Первоначальный смысл этого термина указывал на то, что понятие генома, в отличие от генотипа, является генетической характеристикой вида в целом, а не отдельной особи. С развитием молекулярной генетики значение данного термина изменилось, и сегодня под «геномом» понимают совокупность наследственного материала конкретного представителя вида.
Большинство геномов, в том числе геномы человека и геномы всех остальных клеточных форм жизни, построены из ДНК*. Практически у всех эукариотических организмов все гены организованы в более крупные макромолекулярные комплексы – хромосомы.
У человека наследственный материал соматической клетки представлен 23 парами хромосом (22 пары аутосом и пара половых хромосом), находящихся в ядре, а также клетка обладает множеством копий митохондриальной ДНК. 22 аутосомы, половые хромосомы Х и Y, митохондриальная ДНК человека содержат вместе примерно 3,1 млрд пар оснований [1].
В настоящее время в молекулярной биологии установлено, что гены – это участки ДНК, несущие какую-либо целостную информацию о строении одной молекулы белка или одной молекулы РНК. Эти и другие функциональные молекулы определяют развитие, рост и функционирование организма.
Изначально термин «ген» появился как теоретическая дискретная единица передачи наследственной информации. История биологии помнит споры о том, какие молекулы могут являться носителями наследственной информации. Большинство исследователей считали, что такими носителями могут быть только белки, так как их строение из 20 аминокислот позволяет создать больше вариантов, чем ДНК, состоящая всего из четырех видов
нуклеотидов. Позже было экспериментально доказано, что именно ДНК включает в себя наследственную информацию, что было выражено в виде центральной догмы молекулярной биологии.
Мономеры, составляющие каждую из цепей ДНК, представляют собой сложные органические соединения, включающие в себя азотистые основания: аденин (А), тимин (Т), цитозин (Ц), гуанин (Г), пятиатомный сахар (пентозу) – дезоксирибозу, а также остаток фосфорной кислоты. Эти соединения носят название нуклеотидов (Рис. 1).
Гены могут подвергаться мутациям – случайным или целенаправленным изменениям последовательности нуклеотидов в цепи ДНК. Мутации могут приводить к изменению последовательности, а следовательно, изменению биологических характеристик белка или РНК, что, в свою очередь, может привести к их общему или локальному изменению или аномальному функционированию.
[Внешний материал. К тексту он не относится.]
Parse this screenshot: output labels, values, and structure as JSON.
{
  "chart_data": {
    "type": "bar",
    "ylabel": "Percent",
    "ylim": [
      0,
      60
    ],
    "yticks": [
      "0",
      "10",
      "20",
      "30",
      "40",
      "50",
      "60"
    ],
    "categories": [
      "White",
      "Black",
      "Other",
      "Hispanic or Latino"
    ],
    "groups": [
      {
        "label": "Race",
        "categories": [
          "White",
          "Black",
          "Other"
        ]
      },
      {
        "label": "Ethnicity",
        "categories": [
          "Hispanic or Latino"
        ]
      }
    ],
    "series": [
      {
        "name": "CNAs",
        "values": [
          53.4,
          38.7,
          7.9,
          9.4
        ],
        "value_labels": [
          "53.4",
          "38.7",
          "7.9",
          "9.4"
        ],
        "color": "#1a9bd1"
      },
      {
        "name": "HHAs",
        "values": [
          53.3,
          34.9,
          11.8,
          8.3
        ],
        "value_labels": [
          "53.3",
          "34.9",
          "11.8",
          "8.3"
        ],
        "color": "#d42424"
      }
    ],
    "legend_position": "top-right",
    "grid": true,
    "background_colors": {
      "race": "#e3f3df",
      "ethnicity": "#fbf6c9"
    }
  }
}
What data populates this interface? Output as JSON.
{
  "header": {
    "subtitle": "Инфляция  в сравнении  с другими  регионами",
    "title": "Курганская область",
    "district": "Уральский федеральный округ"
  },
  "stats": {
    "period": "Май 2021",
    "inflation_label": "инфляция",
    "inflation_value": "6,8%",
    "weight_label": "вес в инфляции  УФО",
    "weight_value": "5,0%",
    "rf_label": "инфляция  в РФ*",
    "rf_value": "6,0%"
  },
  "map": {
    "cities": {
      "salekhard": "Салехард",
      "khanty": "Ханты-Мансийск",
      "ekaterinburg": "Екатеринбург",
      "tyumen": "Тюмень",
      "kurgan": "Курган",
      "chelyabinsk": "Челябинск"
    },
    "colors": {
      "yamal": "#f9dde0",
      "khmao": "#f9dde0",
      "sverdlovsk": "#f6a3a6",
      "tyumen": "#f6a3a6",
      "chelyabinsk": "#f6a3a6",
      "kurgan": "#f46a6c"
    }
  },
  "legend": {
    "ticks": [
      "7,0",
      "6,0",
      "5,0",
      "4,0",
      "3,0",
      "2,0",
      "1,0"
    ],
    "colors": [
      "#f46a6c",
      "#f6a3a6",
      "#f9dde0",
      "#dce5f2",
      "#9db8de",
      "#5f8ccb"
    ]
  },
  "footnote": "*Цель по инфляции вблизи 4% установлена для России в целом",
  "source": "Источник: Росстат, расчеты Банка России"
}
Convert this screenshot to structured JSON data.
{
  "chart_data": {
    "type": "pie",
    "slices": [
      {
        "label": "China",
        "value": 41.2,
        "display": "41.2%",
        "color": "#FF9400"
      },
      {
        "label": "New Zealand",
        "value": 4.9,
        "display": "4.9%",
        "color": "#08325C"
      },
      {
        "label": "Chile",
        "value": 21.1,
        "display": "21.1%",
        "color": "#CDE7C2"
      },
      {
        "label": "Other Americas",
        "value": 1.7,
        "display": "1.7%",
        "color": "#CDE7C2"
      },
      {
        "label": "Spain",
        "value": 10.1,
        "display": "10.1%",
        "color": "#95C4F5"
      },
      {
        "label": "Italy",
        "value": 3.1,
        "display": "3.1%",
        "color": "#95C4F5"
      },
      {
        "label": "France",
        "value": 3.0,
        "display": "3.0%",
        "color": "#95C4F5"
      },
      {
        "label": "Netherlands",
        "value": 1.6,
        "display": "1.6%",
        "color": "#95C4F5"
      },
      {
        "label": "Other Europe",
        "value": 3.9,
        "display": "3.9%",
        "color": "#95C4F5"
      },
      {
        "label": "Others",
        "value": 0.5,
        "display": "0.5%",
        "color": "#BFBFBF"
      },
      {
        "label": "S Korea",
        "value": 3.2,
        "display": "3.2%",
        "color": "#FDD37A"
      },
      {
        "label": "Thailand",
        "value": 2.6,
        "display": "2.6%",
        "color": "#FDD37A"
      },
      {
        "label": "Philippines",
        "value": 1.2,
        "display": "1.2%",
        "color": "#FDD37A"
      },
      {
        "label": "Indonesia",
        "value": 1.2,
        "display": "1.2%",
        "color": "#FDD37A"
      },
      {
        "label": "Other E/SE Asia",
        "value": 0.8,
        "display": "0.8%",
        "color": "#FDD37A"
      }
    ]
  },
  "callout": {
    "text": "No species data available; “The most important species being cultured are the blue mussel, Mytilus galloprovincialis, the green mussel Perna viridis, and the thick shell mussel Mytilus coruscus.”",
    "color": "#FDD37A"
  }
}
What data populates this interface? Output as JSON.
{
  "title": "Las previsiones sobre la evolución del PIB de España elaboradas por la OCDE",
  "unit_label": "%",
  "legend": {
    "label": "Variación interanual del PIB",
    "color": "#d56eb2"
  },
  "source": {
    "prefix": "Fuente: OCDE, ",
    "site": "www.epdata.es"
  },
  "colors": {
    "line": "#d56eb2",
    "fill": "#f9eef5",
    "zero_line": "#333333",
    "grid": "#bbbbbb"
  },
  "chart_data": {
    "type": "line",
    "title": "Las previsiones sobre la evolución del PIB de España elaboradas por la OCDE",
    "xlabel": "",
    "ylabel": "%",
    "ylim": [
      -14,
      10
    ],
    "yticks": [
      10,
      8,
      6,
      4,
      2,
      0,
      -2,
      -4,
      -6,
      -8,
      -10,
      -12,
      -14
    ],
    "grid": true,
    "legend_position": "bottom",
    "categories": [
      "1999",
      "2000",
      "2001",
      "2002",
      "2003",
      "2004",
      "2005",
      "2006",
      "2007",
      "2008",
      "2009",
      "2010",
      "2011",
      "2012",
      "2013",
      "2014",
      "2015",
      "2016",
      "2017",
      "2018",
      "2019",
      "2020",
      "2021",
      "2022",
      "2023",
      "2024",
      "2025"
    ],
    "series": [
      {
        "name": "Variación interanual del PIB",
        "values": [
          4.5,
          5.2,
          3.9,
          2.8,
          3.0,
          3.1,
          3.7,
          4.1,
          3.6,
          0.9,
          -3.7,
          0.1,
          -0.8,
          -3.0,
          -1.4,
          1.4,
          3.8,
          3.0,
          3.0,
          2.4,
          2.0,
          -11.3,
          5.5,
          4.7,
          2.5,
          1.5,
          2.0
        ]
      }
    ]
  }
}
Такие мутации являются патогенными, так как их результатом является заболевание, или летальными на эмбриональном уровне. Однако далеко не все изменения последовательности нуклеотидов приводят к изменению структуры белка или к существенному изменению последовательности и не являются патогенными. В частности, геном человека характеризуется такими особенностями, как однонуклеотидные полиморфизмы и вариации числа копий генов (англ. copynumbervariations), которые составляют около 1% всей ДНК человека [2].
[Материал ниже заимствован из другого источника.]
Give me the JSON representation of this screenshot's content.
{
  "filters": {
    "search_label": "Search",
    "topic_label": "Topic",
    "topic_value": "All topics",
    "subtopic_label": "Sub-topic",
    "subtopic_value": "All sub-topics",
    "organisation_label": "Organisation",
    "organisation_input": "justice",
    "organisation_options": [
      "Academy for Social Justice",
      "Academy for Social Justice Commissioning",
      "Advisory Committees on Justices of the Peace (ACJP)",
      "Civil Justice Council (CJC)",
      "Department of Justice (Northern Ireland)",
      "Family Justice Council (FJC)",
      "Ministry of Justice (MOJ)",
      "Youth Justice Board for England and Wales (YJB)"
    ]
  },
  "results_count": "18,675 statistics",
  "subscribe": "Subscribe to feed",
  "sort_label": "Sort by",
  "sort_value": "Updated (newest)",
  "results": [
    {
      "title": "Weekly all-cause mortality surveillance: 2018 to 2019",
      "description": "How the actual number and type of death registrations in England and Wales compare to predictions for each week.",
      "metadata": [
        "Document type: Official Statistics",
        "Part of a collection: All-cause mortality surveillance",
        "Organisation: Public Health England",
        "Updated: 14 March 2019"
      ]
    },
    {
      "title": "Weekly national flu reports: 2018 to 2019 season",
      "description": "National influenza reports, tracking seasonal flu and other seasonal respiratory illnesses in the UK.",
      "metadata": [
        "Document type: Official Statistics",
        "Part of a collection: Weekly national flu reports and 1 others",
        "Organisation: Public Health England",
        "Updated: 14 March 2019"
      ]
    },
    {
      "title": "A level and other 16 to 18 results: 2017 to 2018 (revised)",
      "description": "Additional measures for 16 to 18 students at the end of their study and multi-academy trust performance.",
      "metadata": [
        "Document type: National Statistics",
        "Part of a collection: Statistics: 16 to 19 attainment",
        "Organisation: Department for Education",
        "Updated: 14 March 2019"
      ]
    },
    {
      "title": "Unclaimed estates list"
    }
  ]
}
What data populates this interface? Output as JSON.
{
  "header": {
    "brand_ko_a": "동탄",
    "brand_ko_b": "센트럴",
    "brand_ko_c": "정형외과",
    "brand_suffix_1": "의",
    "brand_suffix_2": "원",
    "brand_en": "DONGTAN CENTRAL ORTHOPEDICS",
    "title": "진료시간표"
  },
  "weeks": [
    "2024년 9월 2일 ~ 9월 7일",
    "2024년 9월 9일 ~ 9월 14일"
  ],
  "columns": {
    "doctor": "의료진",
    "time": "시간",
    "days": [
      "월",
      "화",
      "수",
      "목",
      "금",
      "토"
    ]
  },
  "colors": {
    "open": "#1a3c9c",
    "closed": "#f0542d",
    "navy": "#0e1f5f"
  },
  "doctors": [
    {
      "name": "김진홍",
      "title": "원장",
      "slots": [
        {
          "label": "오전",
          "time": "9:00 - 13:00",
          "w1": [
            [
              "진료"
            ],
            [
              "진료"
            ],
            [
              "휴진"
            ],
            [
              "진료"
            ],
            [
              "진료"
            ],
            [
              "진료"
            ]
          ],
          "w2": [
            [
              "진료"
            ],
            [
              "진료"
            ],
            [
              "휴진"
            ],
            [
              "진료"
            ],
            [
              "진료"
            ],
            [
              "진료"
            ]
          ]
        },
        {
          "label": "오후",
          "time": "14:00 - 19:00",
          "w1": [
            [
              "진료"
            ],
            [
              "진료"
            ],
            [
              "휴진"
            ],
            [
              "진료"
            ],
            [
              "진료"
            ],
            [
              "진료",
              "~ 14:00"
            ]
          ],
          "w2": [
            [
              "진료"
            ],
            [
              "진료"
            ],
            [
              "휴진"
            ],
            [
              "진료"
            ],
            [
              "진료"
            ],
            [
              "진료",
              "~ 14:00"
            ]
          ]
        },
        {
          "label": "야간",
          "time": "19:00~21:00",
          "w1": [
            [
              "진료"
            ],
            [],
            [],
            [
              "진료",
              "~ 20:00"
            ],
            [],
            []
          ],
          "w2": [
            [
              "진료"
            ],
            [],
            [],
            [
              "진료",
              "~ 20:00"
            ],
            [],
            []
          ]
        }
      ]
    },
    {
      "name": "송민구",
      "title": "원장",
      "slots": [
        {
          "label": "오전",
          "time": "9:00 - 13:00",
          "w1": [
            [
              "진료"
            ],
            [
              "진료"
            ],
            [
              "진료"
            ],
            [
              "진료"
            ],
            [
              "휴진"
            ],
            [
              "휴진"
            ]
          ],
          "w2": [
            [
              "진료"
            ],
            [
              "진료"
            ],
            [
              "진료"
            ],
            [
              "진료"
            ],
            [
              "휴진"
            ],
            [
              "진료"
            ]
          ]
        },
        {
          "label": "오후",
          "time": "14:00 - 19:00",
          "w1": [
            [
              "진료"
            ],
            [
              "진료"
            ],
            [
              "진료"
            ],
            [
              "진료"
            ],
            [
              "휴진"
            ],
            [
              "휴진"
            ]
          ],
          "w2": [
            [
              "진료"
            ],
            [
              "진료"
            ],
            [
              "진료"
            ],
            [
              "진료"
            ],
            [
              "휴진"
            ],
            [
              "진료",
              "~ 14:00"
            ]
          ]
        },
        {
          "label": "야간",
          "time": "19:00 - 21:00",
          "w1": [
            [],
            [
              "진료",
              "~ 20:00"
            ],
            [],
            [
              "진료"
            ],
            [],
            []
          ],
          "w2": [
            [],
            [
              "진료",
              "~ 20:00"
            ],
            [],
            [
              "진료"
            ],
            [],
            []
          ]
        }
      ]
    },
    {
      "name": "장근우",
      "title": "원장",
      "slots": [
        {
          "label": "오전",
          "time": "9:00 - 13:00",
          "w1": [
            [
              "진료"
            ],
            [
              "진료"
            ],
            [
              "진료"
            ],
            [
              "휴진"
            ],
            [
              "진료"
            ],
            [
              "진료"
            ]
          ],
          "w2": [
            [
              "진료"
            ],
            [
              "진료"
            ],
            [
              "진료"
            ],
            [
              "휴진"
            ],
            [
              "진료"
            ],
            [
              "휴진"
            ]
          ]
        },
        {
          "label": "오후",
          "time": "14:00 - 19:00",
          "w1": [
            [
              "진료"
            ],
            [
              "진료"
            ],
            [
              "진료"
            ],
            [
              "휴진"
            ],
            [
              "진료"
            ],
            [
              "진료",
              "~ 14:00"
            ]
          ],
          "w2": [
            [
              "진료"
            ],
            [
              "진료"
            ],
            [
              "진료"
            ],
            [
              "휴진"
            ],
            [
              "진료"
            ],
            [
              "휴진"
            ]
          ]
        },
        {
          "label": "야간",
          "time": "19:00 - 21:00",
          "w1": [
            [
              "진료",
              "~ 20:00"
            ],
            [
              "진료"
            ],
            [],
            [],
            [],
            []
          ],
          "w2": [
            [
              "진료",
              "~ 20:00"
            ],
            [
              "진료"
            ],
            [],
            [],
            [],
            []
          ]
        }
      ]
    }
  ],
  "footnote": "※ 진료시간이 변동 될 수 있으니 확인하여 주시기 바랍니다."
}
Однонуклеотидный полиморфизм (Single nucleotide polymorphism, SNP) – отличие последовательности ДНК размером в один нуклеотид. Если две последовательности ДНК – AAGCCTA и AAGCTTA – отличаются на один нуклеотид, в таком случае говорят о существовании двух аллелей: C и T. SNP возникают в результате точечных мутаций (как правило, типа замен) и, в частности, определяют различные аллели одного гена.
Разнообразием последовательностей ДНК у людей, возможно, объясняется то, как у них происходит течение различных заболеваний, реакции в ответ на патогены, прием лекарств, вакцин и т. п. Знание об однонуклеотидном полиморфизме, вероятно, поможет в понимании фармакокинетики и фармакодинамики действия различных лекарств на человека. Этиология широкого спектра заболеваний, таких как рак, инфекционные, аутоиммунные заболевания, серповидноклеточная анемия и многие другие, включает однонуклеотидные полиморфизмы [3].
Полиморфизмы генов
Именно полиморфизмы генов в большой степени определяют индивидуальные различия в развитии тех или иных физических и психических качеств индивидума. Масштабы полиморфизмов генов у человека таковы, что между последовательностями ДНК двух людей существуют миллионы различий. Эти различия условно подразделяют на четыре основные категории: а) фенотипически не выраженные; б) вызывающие фенотипические различия; в) играющие роль в патогенезе заболевания (при полигенных болезнях); г) играющие основную роль в развитии заболевания (при моногенных болезнях).
На сегодняшний день сформированы обширные базы полиморфизмов, очень гибкие и быстро растущие.
Они постоянно обновляются за счет информации, которую поставляют в клиники и лаборатории по всему миру научные организации, в которых работает множество специалистов в области системной и молекулярной биологии, биоинформатики.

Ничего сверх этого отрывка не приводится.